The decision was made earlier today (15 September) at a Unesco World Heritage Committee meeting in Riyadh, Saudi Arabia. The committee noted that, although the Ukrainian government has taken actions to protect the sites, “optimal conditions are no longer met to fully guarantee the protection of the Outstanding Universal Value of the property and that it is threatened by potential danger due to the war”.

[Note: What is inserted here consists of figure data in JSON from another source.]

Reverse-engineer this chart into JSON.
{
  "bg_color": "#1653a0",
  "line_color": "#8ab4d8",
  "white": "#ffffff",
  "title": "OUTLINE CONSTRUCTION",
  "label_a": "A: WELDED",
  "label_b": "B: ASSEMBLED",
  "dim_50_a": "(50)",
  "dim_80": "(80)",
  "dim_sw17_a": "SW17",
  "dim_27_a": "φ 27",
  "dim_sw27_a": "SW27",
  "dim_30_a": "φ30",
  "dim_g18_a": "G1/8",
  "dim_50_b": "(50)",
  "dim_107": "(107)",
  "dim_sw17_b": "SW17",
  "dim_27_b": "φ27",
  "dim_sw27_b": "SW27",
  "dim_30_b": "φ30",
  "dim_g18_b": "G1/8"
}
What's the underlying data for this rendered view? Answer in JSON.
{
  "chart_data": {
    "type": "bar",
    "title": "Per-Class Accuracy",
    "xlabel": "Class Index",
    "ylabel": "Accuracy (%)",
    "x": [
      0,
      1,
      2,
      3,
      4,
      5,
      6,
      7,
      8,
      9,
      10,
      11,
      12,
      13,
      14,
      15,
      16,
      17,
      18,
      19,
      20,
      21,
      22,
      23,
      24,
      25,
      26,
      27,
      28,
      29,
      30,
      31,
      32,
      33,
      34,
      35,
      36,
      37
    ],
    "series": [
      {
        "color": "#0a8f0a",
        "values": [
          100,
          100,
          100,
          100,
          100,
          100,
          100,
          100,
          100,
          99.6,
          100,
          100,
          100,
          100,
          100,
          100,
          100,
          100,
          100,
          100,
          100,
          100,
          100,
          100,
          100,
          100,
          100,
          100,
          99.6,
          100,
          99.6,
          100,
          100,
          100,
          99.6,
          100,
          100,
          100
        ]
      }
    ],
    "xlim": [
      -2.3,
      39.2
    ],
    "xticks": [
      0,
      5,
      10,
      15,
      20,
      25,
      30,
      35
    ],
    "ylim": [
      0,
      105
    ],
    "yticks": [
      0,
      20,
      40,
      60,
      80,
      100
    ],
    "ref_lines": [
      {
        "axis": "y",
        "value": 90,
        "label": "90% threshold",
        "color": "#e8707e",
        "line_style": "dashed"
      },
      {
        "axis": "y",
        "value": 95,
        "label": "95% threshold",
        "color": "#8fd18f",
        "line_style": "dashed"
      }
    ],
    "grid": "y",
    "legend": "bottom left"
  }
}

The Saint Sophia Cathedral, one of Kyiv’s best-known landmarks, was built in the 11th century. Designed to rival the Hagia Sophia and with an extensive collection of Byzantine mosaics and frescoes, the cathedral was built to symbolise the “new Constantinople” in the capital of the newly Christian principality of Kyiv after Saint Vladimir was baptised in 988. (The Security Service of Ukraine headquarters is located nearby and a target of Russian bombardment.)

Five kilometres to the southeast of the cathedral, the Kyiv-Pechersk Lavra is a complex of monasteries and churches dating from roughly the same period (and built up over the centuries), a centre of Eastern Orthodoxy that helped spread the faith throughout the region through the 19th century. The cathedral and monastery complex, as a single unit, have been on the Unesco World Heritage list since 1990.

Lviv’s Market Square Photo: Wikimedia Commons

The city of Lviv, in Western Ukraine, was founded during the Middle Ages and became a centre of commerce, culture and politics in the 13th through the 20th centuries. The city centre contains many intact medieval structures, in addition to buildings from the Renaissance and Baroque periods and traces of the numerous ethnic communities that have called Lviv home over the centuries—Polish, Ukrainian, Jewish and Armenian among them. Lviv’s historic centre, which includes the Andrey Sheptytsky National Museum, was added to the World Heritage list in 1998.

The inclusion of these sites on Unesco’s endangered list is meant to both deter Russian bombings in their vicinity and to rally international support for their conservation. Earlier this week, the Unesco World Heritage Committee voted to exclude the city of Venice from its endangered list for the second time in as many years.